Negotiating The New Normal, Part Seven - When You're In Dire Straits

It would be wonderful if all it took for all of us to get through this economic upheaval was a little bit of belt-tightening. Hey! Just-don’t-spend-so-much-for-a-little-while! Get-a-new-job! Problem solved! Not always that easy, is it?

If gaining clarity has shown you that a likely path ahead is going to compel you to make big changes that you’d rather not make, I want to acknowledge that that sucks. I wish I could offer you something that would make a real difference, like say; a job, or a new market niche for your small business, or a rent-free house. I can’t. I can only offer this: however bad the truth is, hiding from it will only temporarily dissipate your anxiety. Avoiding the situation is understandable, but not sustainable. Accepting that the situation is what it is, and making decisions on that basis will get you through in better shape than hoping that things will change all by themselves. Begin by doubling-down on self-care. If your financial picture is really bad, you are most likely going through a whole range of extreme emotion (when you’re not feeling numb, that is). All of which make total sense - anger, fear, shame, self-doubt, wild optimism, wishful thinking, disgust, sadness, outrage at the unfairness of it all – sometimes one at a time, sometimes several at once. Followed by times of feeling nothing, because you’re exhausted.

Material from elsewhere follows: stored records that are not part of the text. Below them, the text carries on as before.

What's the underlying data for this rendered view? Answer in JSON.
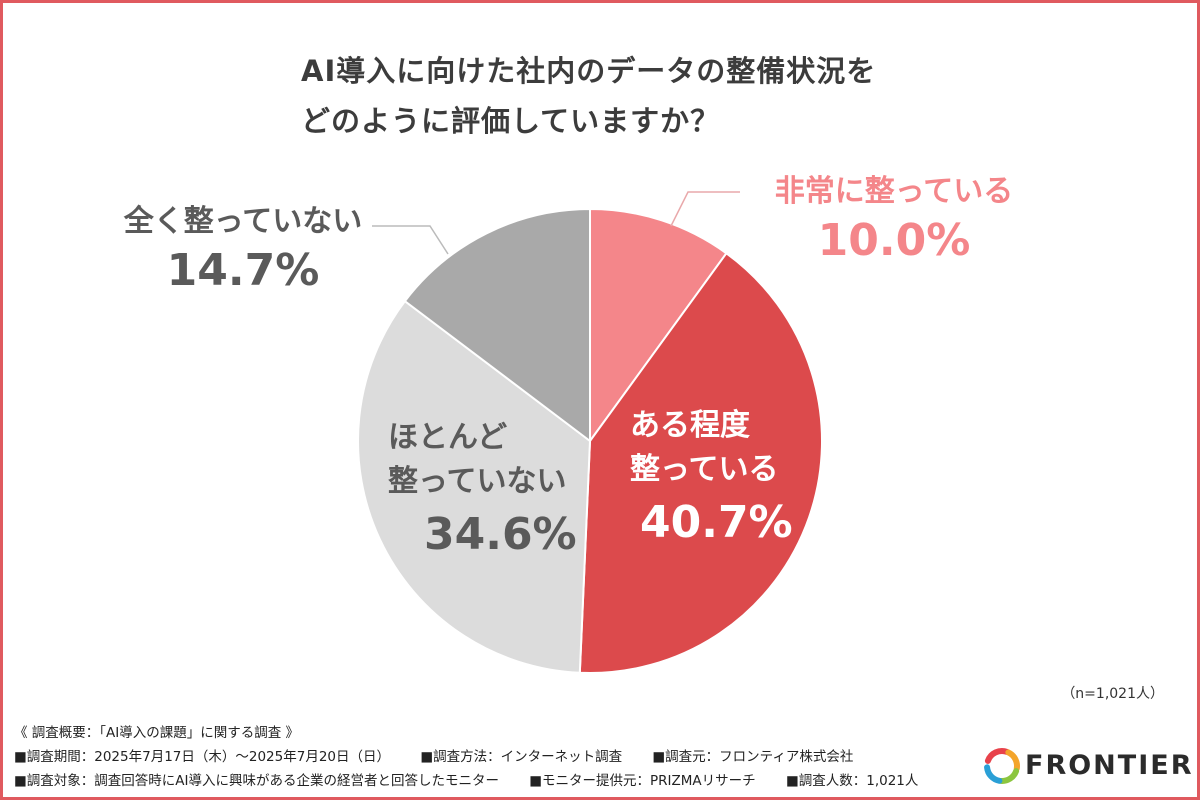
{
  "title": {
    "line1": "AI導入に向けた社内のデータの整備状況を",
    "line2": "どのように評価していますか？"
  },
  "chart_data": {
    "type": "pie",
    "start_angle_deg": 0,
    "direction": "clockwise",
    "slices": [
      {
        "label": "非常に整っている",
        "value": 10.0,
        "display": "10.0%",
        "color": "#f4868a"
      },
      {
        "label": "ある程度整っている",
        "label_lines": [
          "ある程度",
          "整っている"
        ],
        "value": 40.7,
        "display": "40.7%",
        "color": "#dc4a4c"
      },
      {
        "label": "ほとんど整っていない",
        "label_lines": [
          "ほとんど",
          "整っていない"
        ],
        "value": 34.6,
        "display": "34.6%",
        "color": "#dcdcdc"
      },
      {
        "label": "全く整っていない",
        "value": 14.7,
        "display": "14.7%",
        "color": "#a9a9a9"
      }
    ]
  },
  "sample_note": "（n=1,021人）",
  "survey": {
    "heading": "《 調査概要：「AI導入の課題」に関する調査 》",
    "period": "■調査期間：2025年7月17日（木）～2025年7月20日（日）",
    "method": "■調査方法：インターネット調査",
    "source": "■調査元：フロンティア株式会社",
    "target": "■調査対象：調査回答時にAI導入に興味がある企業の経営者と回答したモニター",
    "provider": "■モニター提供元：PRIZMAリサーチ",
    "respondents": "■調査人数：1,021人"
  },
  "logo": {
    "text": "FRONTIER",
    "colors": [
      "#e8424b",
      "#f4a52b",
      "#8cc63f",
      "#2a9fd6"
    ]
  }
}
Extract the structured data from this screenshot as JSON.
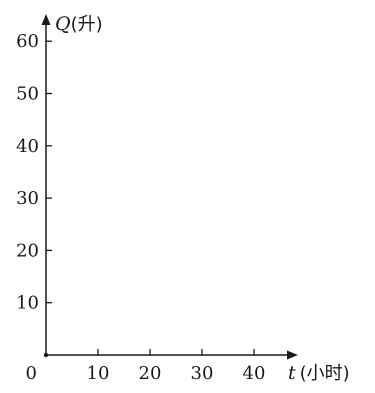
{
  "chart_data": {
    "type": "line",
    "title": "",
    "xlabel": "t",
    "xlabel_unit": "(小时)",
    "ylabel": "Q",
    "ylabel_unit": "(升)",
    "origin_label": "0",
    "x_ticks": [
      10,
      20,
      30,
      40
    ],
    "y_ticks": [
      10,
      20,
      30,
      40,
      50,
      60
    ],
    "xlim": [
      0,
      47
    ],
    "ylim": [
      0,
      62
    ],
    "grid": false,
    "series": []
  }
}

Communicate how you’re feeling, have that validated, and ask someone to be beside you as you look at your financial situation. Now is not the time to go it alone either emotionally, or when planning out the worst case. Lean on others. When you’ve got the strength and support, my recommendation is to not only face up to the likely situation, but to work through it in detail. What are the things you can control? What is your bare-bones absolute minimum budget? What would you do if you had to sell your house? What steps will you take if you have to re-locate to find work? What could you do if it proves hard to find a new job? How do you access government benefits or NGO support in times of hardship?

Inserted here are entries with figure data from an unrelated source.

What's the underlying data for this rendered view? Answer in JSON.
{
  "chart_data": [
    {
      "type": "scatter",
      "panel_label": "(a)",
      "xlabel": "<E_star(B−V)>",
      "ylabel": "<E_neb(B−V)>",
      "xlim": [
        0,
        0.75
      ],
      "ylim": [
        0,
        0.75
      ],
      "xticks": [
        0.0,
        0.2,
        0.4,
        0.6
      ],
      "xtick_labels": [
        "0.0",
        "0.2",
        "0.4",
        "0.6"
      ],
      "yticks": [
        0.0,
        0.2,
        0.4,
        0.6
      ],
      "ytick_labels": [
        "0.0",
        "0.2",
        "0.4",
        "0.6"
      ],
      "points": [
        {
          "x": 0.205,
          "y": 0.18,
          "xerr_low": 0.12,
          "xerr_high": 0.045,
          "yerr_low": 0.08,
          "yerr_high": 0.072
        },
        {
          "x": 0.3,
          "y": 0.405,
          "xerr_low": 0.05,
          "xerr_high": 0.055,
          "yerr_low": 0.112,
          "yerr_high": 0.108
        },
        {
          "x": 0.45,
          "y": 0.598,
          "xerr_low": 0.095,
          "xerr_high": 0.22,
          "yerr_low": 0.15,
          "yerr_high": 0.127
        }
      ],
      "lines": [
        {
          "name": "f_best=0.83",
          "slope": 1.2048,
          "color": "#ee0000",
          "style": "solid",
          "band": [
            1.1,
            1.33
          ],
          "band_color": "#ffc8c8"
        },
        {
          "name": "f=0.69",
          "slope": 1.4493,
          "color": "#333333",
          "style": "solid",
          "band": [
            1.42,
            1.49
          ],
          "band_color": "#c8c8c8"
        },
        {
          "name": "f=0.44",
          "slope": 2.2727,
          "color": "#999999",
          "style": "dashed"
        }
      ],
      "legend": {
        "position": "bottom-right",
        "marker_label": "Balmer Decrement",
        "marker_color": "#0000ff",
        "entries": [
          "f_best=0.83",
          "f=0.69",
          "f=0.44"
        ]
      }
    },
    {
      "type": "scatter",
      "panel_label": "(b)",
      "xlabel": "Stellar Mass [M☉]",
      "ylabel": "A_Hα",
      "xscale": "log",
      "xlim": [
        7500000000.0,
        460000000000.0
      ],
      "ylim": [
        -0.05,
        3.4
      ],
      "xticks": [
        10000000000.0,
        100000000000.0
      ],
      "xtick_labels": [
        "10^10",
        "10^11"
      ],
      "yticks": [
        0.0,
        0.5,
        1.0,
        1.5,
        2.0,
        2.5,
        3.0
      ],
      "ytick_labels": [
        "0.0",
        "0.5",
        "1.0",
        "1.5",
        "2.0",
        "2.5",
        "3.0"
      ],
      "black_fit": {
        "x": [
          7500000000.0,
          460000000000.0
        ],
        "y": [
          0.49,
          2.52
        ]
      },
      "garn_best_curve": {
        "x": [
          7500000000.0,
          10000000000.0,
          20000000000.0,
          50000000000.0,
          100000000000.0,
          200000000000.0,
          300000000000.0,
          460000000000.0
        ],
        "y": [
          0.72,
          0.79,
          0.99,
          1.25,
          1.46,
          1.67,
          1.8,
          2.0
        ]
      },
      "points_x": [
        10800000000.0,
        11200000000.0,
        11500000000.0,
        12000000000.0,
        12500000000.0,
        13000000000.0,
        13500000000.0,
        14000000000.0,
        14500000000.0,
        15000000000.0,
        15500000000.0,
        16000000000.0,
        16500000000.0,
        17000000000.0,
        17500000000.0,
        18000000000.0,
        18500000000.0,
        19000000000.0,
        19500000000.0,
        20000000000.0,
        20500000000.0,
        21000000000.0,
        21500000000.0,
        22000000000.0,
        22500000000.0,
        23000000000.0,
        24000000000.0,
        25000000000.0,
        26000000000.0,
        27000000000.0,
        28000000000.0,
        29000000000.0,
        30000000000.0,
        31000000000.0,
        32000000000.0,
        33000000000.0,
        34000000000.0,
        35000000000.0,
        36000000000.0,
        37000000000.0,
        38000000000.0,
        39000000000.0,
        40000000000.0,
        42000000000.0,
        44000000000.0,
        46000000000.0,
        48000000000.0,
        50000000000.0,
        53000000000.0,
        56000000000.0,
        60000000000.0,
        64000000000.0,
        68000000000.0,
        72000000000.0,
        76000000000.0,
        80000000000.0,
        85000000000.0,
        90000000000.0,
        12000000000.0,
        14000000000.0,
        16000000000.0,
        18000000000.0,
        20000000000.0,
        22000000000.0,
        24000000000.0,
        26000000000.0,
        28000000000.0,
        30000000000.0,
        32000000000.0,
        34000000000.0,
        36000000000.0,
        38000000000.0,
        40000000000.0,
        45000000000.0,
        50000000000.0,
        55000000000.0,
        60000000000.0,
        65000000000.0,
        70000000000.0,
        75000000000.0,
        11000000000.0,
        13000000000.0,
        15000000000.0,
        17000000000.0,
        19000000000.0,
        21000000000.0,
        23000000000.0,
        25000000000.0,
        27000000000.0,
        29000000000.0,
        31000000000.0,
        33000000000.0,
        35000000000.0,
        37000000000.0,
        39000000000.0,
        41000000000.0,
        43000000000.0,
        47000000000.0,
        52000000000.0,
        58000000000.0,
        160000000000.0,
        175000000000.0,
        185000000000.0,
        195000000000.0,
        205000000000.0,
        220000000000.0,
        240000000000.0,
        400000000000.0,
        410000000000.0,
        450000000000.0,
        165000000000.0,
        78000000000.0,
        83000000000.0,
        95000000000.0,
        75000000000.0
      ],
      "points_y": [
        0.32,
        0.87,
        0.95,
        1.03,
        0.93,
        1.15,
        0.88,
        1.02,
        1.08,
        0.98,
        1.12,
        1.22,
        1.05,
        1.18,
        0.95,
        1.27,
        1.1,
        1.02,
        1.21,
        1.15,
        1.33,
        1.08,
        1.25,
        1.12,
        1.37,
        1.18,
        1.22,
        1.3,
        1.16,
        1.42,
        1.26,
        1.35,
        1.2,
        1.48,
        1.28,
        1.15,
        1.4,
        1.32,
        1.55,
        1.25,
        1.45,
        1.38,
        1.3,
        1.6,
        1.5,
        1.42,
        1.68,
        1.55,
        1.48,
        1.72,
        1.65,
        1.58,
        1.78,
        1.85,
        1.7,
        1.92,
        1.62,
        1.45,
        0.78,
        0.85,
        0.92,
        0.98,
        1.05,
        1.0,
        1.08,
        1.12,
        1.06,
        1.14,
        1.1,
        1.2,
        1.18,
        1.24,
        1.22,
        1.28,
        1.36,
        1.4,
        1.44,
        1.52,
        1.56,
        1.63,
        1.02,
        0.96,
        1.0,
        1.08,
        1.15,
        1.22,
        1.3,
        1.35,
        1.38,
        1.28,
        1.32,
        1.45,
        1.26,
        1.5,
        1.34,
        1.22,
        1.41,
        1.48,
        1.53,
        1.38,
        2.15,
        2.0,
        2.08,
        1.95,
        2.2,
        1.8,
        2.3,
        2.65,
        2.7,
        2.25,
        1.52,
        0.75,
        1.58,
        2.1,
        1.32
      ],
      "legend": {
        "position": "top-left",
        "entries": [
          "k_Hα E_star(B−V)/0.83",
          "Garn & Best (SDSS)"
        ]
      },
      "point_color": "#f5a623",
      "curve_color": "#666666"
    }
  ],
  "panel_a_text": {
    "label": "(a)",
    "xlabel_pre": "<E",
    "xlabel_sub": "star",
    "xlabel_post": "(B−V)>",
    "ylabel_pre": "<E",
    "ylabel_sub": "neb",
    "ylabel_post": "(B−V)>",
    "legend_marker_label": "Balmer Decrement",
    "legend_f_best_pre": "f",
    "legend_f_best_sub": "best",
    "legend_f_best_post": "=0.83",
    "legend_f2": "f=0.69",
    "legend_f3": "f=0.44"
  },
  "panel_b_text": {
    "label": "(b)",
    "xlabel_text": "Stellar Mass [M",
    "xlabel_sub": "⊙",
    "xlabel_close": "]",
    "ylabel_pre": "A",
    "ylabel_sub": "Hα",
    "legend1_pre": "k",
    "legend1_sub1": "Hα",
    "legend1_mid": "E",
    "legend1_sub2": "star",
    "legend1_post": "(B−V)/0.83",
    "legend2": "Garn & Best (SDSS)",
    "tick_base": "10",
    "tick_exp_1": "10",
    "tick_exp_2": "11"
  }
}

The Stoics have known for years that knowing steps you’ll take if the worst happens is calming. Being calm helps you to face the situation, and to do the things that are within your power that may prevent the absolute worst from happening. Sometimes the worst is not what happens, but what it does to our view of ourselves. To go from being a homeowner to renting; from being a small business owner to being unemployed; from standing on our own two feet to being someone who needs support.
This change in our self-view can bring us feelings of shame and defeat. And because our default mode is to imagine that the way things are right now is the way they will continue to be forever, it can be hard to imagine a future that is better than the present we are in.

It can be empowering at times like these to look to your cultural and family history to see how people before you have coped with hard times. Every family and culture can point to times when they suffered hardship. How did they come through? They did. You will, too.